In fact, KYC could be handled both faster and safer if we could prove something not to be true (see Type I/II Errors). Today, KYC involves aggregating user data in a central database, like World-Check; subscribing various businesses to such a data provider; and querying the database to see if a potential customer is listed.
The centralization of such a database presents several concerns. User data is vulnerable to compromise in a breach (see Equifax on centralized data storage), multiple KYC providers expend (read: waste) effort to cover the same demographics, and businesses wishing to do KYC screening are beholden to the data providers’ APIs.
What if we used a bloom filter whose elements are the full name || birthday || SSN
of each individual in an existing database who has a Government Approved Demerit™?
To store an offender registry the size of the United States, you’d require < 1GB of space with p = 0.00001
of a false positive given 17 hashing functions. Benefits include that
When there’s a no positive match for a prospective customer, she can be onboarded right away. There is no possibility of a false negative.
When there is a match, the KYC provider determined to have uploaded hashed data to the (distrubted) file store is engaged to continue the investigation. This is presumably better for KYC providers because they are engaged only in labor intensive—i.e. billable—cases.
Since the cost of storing data is so low, there’s no need to have a vague “wrong-doers” database; we can create different file stores by offense (and still maintain user privacy). There could be several databases checking for traits like politically exposed personhood, record of money laundering, or civil suits.
The system described so far falls short in that it creates a perverse incentive for KYC providers and doesn’t guarantee user privacy. Both can be solved with a single modification.
The perverse incentive for KYC providers is simple: they have no power to monetize negative matches and might thus decide to inject false positives into the filter (by adding random 1-bits). At the same time, user privacy is gone once a snooper knows their name, birthday, and ssn.
Both issues are mitigated by modifying the preimage of the hash entered into the bloom filters with a KYC provider’s secret key.

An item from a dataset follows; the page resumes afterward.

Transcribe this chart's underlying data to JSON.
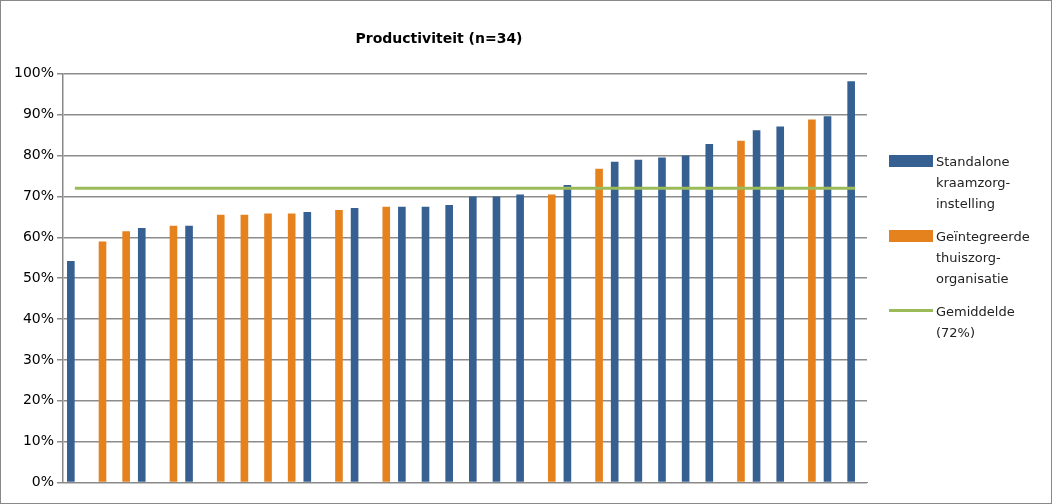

To upload some user to a bloom filter database, the KYC provider would take
preimage = HMAC(first name || last name || birthday, secret key)
and then enter preimage
into the bloom filter. To query the data, a business would hit the KYC provider’s API with first name || last name || birthday
(presumably for some small cost) and receive the preimage
. The business would then use the preimage
to search the database. It’s obvious how this protects user privacy.
Should the KYC provider wish to perform a false positive injection, client businesses would discover the fraud by comparing the algorithmic false positive probability with their experienced rate of false positives.